The fall of a mass of glowing cinders, so close that he could feel the scorching heat against his cheek, roused Oliver Lane to the fact that it was more dangerous to stay than to rush down-hill, running the gauntlet of the falling shower; and, after a moment’s hesitation, he turned and ran for his life. The white-hot stones and cinders fell around him as he bounded down, having hard work to keep his footing, for at every leap the loose scoria gave way as he alighted, and slipped with him in an avalanche of dust and ashes from which he had to extricate himself.

Once he had pretty well dragged himself out when the ashes for far enough round began to glide downward, the thick haze of volcanic dust around adding to his confusion, while every step he took in his frantic efforts to keep on the surface resulted in his sinking more deeply till he was above his waist in the loose gliding stuff and awake to the fact that it was scorchingly hot.

But all at once, as despair was beginning to enfold him in a tighter hold than the ash and cinder, the gliding avalanche suddenly stopped, and as it was not like the Alpine snow ready to adhere and be compressed into ice, he was able to extricate himself and slide and roll down for some distance further.

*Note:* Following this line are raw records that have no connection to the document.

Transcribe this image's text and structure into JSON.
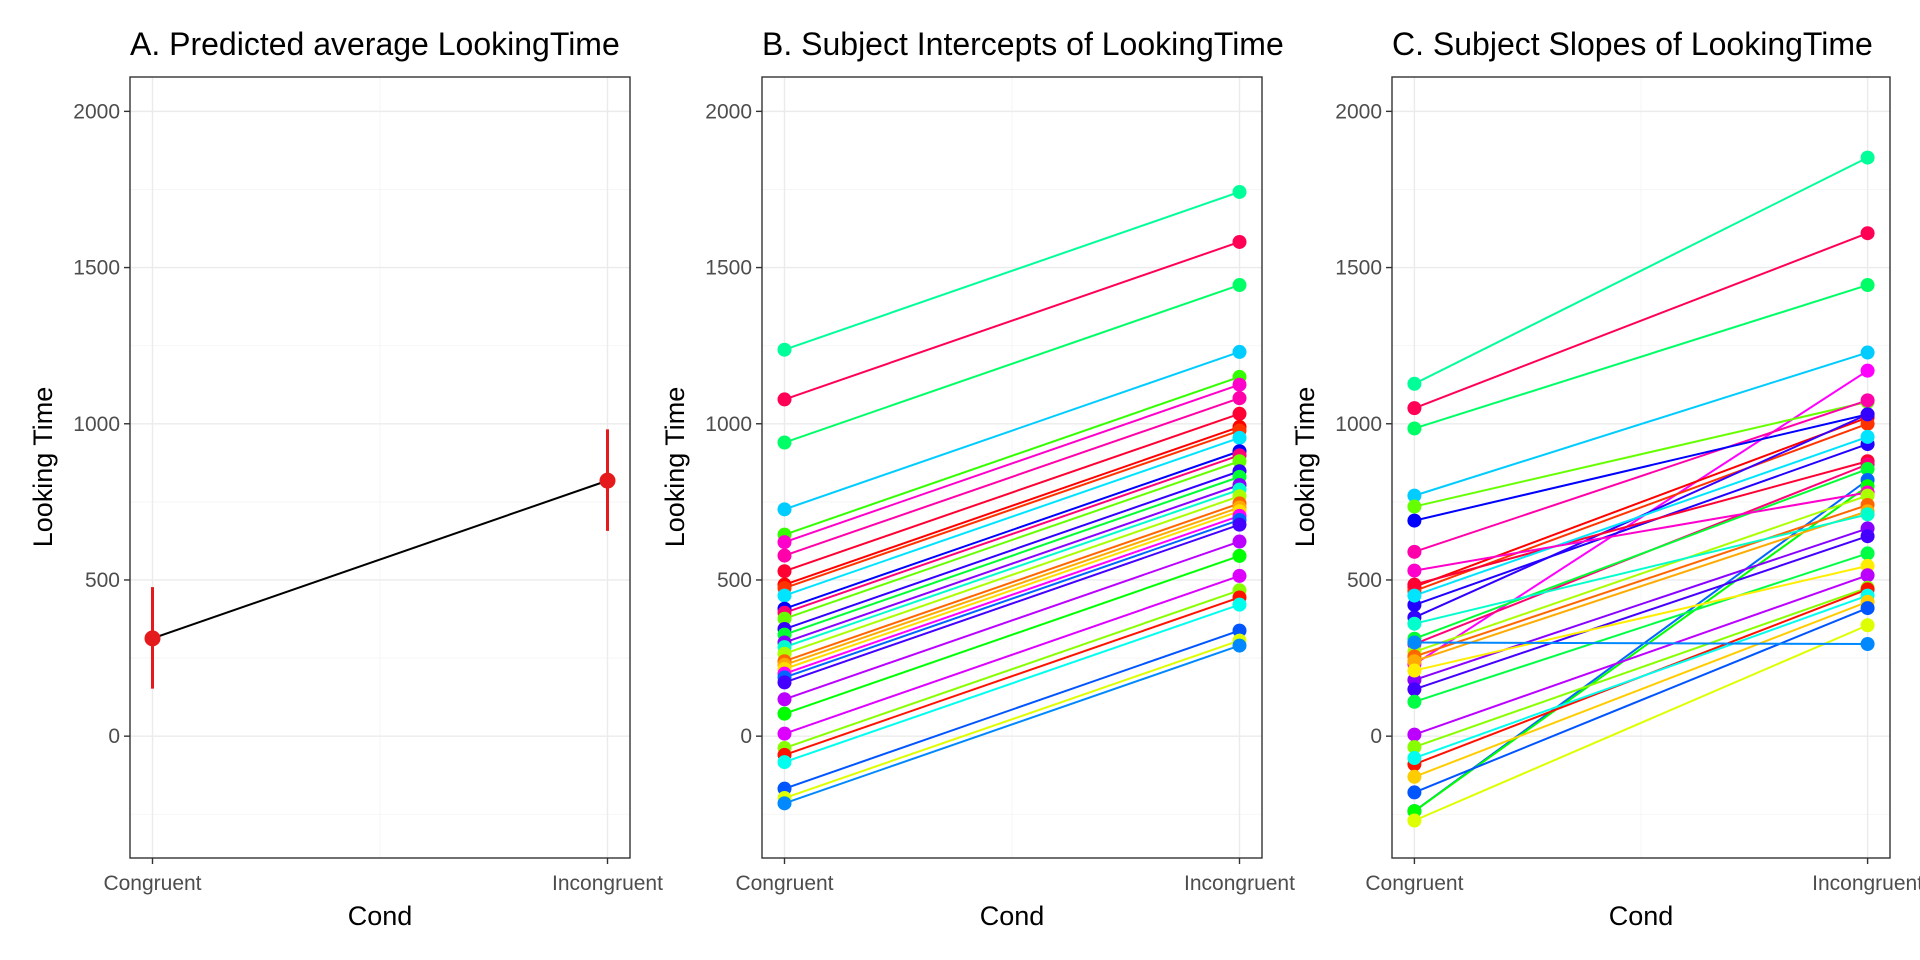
{
  "chart_data": [
    {
      "type": "line",
      "title": "A. Predicted average LookingTime",
      "xlabel": "Cond",
      "ylabel": "Looking Time",
      "categories": [
        "Congruent",
        "Incongruent"
      ],
      "yticks": [
        "0",
        "500",
        "1000",
        "1500",
        "2000"
      ],
      "ylim": [
        -390,
        2110
      ],
      "grid": true,
      "mean_line_color": "#000000",
      "point_color": "#e41a1c",
      "series": [
        {
          "values": [
            313,
            818
          ],
          "ci_low": [
            152,
            657
          ],
          "ci_high": [
            477,
            982
          ]
        }
      ]
    },
    {
      "type": "line",
      "title": "B. Subject Intercepts of LookingTime",
      "xlabel": "Cond",
      "ylabel": "Looking Time",
      "categories": [
        "Congruent",
        "Incongruent"
      ],
      "yticks": [
        "0",
        "500",
        "1000",
        "1500",
        "2000"
      ],
      "ylim": [
        -390,
        2110
      ],
      "grid": true,
      "series": [
        {
          "color": "#00ff99",
          "values": [
            1237,
            1742
          ]
        },
        {
          "color": "#ff0055",
          "values": [
            1078,
            1582
          ]
        },
        {
          "color": "#00ff66",
          "values": [
            940,
            1444
          ]
        },
        {
          "color": "#00ccff",
          "values": [
            726,
            1230
          ]
        },
        {
          "color": "#33ff00",
          "values": [
            645,
            1150
          ]
        },
        {
          "color": "#ff00cc",
          "values": [
            621,
            1125
          ]
        },
        {
          "color": "#ff00aa",
          "values": [
            578,
            1082
          ]
        },
        {
          "color": "#ff0033",
          "values": [
            528,
            1032
          ]
        },
        {
          "color": "#ff0000",
          "values": [
            485,
            990
          ]
        },
        {
          "color": "#ff3300",
          "values": [
            474,
            978
          ]
        },
        {
          "color": "#00e5ff",
          "values": [
            450,
            955
          ]
        },
        {
          "color": "#0000ff",
          "values": [
            408,
            912
          ]
        },
        {
          "color": "#ff0077",
          "values": [
            395,
            899
          ]
        },
        {
          "color": "#66ff00",
          "values": [
            376,
            880
          ]
        },
        {
          "color": "#3300ff",
          "values": [
            343,
            848
          ]
        },
        {
          "color": "#00ff33",
          "values": [
            325,
            830
          ]
        },
        {
          "color": "#8800ff",
          "values": [
            300,
            804
          ]
        },
        {
          "color": "#00ffcc",
          "values": [
            285,
            789
          ]
        },
        {
          "color": "#aaff00",
          "values": [
            264,
            768
          ]
        },
        {
          "color": "#ff6600",
          "values": [
            240,
            745
          ]
        },
        {
          "color": "#ffaa00",
          "values": [
            228,
            732
          ]
        },
        {
          "color": "#ffdd00",
          "values": [
            215,
            720
          ]
        },
        {
          "color": "#ff00ff",
          "values": [
            200,
            705
          ]
        },
        {
          "color": "#0066ff",
          "values": [
            188,
            692
          ]
        },
        {
          "color": "#4400ff",
          "values": [
            172,
            677
          ]
        },
        {
          "color": "#bb00ff",
          "values": [
            118,
            623
          ]
        },
        {
          "color": "#00ff00",
          "values": [
            72,
            577
          ]
        },
        {
          "color": "#dd00ff",
          "values": [
            8,
            513
          ]
        },
        {
          "color": "#88ff00",
          "values": [
            -38,
            467
          ]
        },
        {
          "color": "#ff1100",
          "values": [
            -60,
            444
          ]
        },
        {
          "color": "#00ffee",
          "values": [
            -83,
            421
          ]
        },
        {
          "color": "#0055ff",
          "values": [
            -168,
            338
          ]
        },
        {
          "color": "#ddff00",
          "values": [
            -198,
            306
          ]
        },
        {
          "color": "#0088ff",
          "values": [
            -215,
            290
          ]
        }
      ]
    },
    {
      "type": "line",
      "title": "C. Subject Slopes of LookingTime",
      "xlabel": "Cond",
      "ylabel": "Looking Time",
      "categories": [
        "Congruent",
        "Incongruent"
      ],
      "yticks": [
        "0",
        "500",
        "1000",
        "1500",
        "2000"
      ],
      "ylim": [
        -390,
        2110
      ],
      "grid": true,
      "series": [
        {
          "color": "#00ff99",
          "values": [
            1128,
            1852
          ]
        },
        {
          "color": "#ff0055",
          "values": [
            1050,
            1610
          ]
        },
        {
          "color": "#00ff66",
          "values": [
            985,
            1444
          ]
        },
        {
          "color": "#00ccff",
          "values": [
            770,
            1228
          ]
        },
        {
          "color": "#ff00ff",
          "values": [
            230,
            1170
          ]
        },
        {
          "color": "#66ff00",
          "values": [
            735,
            1070
          ]
        },
        {
          "color": "#ff00aa",
          "values": [
            590,
            1075
          ]
        },
        {
          "color": "#0000ff",
          "values": [
            690,
            1030
          ]
        },
        {
          "color": "#ff0000",
          "values": [
            478,
            1020
          ]
        },
        {
          "color": "#ff3300",
          "values": [
            465,
            1000
          ]
        },
        {
          "color": "#3300ff",
          "values": [
            380,
            1030
          ]
        },
        {
          "color": "#2200ff",
          "values": [
            420,
            935
          ]
        },
        {
          "color": "#ff0033",
          "values": [
            485,
            880
          ]
        },
        {
          "color": "#00e5ff",
          "values": [
            450,
            958
          ]
        },
        {
          "color": "#ff0077",
          "values": [
            295,
            870
          ]
        },
        {
          "color": "#00ff33",
          "values": [
            312,
            855
          ]
        },
        {
          "color": "#0066ff",
          "values": [
            -240,
            820
          ]
        },
        {
          "color": "#00ff00",
          "values": [
            -240,
            800
          ]
        },
        {
          "color": "#ff00cc",
          "values": [
            530,
            780
          ]
        },
        {
          "color": "#aaff00",
          "values": [
            270,
            770
          ]
        },
        {
          "color": "#ff6600",
          "values": [
            255,
            740
          ]
        },
        {
          "color": "#ffaa00",
          "values": [
            240,
            720
          ]
        },
        {
          "color": "#00ffcc",
          "values": [
            360,
            710
          ]
        },
        {
          "color": "#8800ff",
          "values": [
            180,
            665
          ]
        },
        {
          "color": "#4400ff",
          "values": [
            150,
            640
          ]
        },
        {
          "color": "#00ff44",
          "values": [
            110,
            585
          ]
        },
        {
          "color": "#ffee00",
          "values": [
            210,
            545
          ]
        },
        {
          "color": "#bb00ff",
          "values": [
            5,
            515
          ]
        },
        {
          "color": "#88ff00",
          "values": [
            -35,
            475
          ]
        },
        {
          "color": "#ff1100",
          "values": [
            -90,
            470
          ]
        },
        {
          "color": "#00ffee",
          "values": [
            -70,
            450
          ]
        },
        {
          "color": "#ffcc00",
          "values": [
            -130,
            430
          ]
        },
        {
          "color": "#0055ff",
          "values": [
            -180,
            410
          ]
        },
        {
          "color": "#ddff00",
          "values": [
            -270,
            355
          ]
        },
        {
          "color": "#0088ff",
          "values": [
            300,
            295
          ]
        }
      ]
    }
  ]
}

Then all at once he found that he was in the sunshine again, and that the stones had ceased to fall and the mountain to quiver; while, as he gazed upward, it was to see that the dark cloud was slowly floating away, giving him a view of the edge of the crater where it was broken down for some distance in the shape of a rugged V, and just at the bottom, every now and then, there was a bright glow of fire visible. The glow then sank completely out of sight, but only to rise up again, and this was continued as the young naturalist watched, suggesting to him the fact that the crater must be full of boiling lava which rose to the edge in its ebullitions and then dropped below the rugged wall.

Ten minutes later the glowing stones which had fallen, looked black and grey; the cloud was at a distance, and there was nothing to indicate that the beautifully shaped mountain ever presented another aspect than that of peace.

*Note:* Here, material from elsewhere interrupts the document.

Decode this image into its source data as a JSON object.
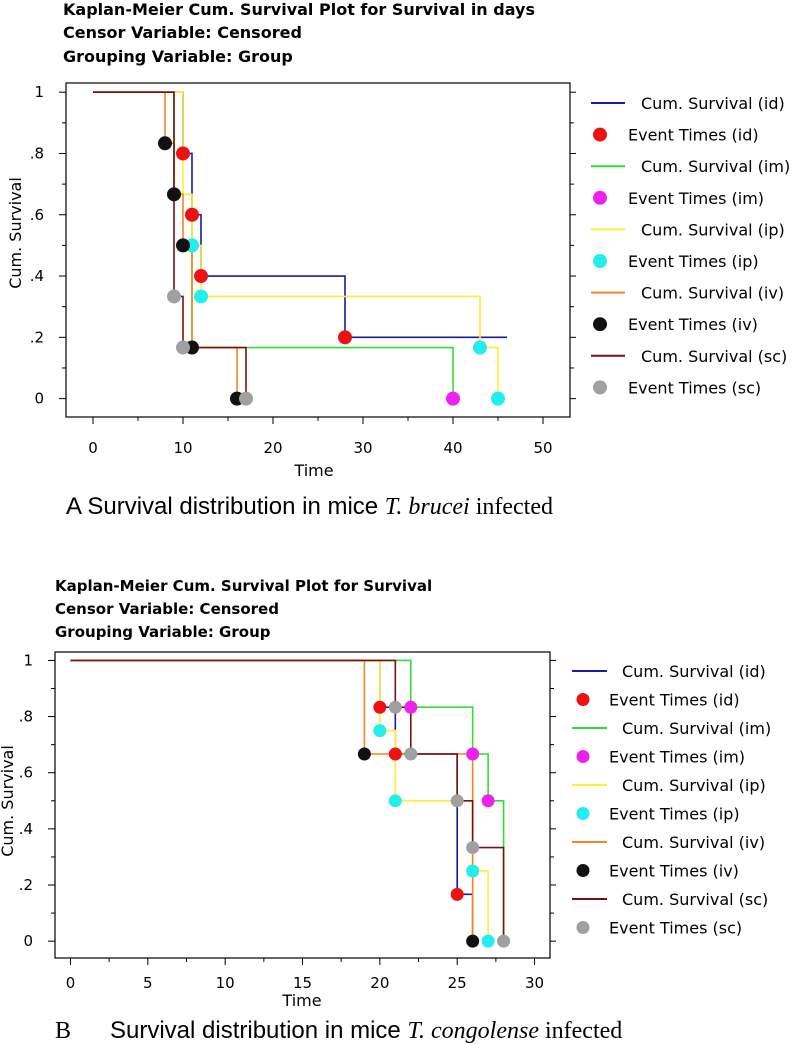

Oliver Lane stood looking up with the longing to ascend to the edge of the crater growing strong once more, but he was fagged by his exertions, bathed in perspiration, and aware of the fact that an intense glowing heat rose from the surface all around him, while the air he breathed seemed to produce a strange suffocating effect when he turned his face from the wind which swept over the mountain slope.

In a few minutes he decided that it would be madness to persevere, and that it would be wise to wait until the volcano was in a more quiescent state, for at any minute there might come a fresh explosion from the mouth from which he might not be able to escape so easily.

He looked longingly round to try and make out something of value to report as to their position, but the mountain shut everything off in the direction lying north, and he was reluctantly about to continue his descent when he felt the stones beneath his feet tremble again. Then came a report like that of a huge cannon, and what seemed to be an enormous rock shot upward for hundreds of feet, hung for a moment or two in the clear air, and then fell back into the crater.

That was enough. A burning thirst and a sensation of breathing something which irritated his lungs, awakened him to the fact that he must find water, and, regardless of the heat, he once more began to hurry downward toward the level plain from which the mountain curved up in so beautiful a cone.

Oliver Lane soon found that he was not returning upon his steps, and though apparently not far from where he ascended, it was plain enough that, even if they had not been obliterated by the falling ash and cinders, the fragments flowed together again like sand. A greater proof still was afforded him in the fact that about a quarter of a mile lower down his farther progress was checked by a rugged chasm running right across his path, apparently cutting him off from the lower portion and extending to right and left farther than he could see.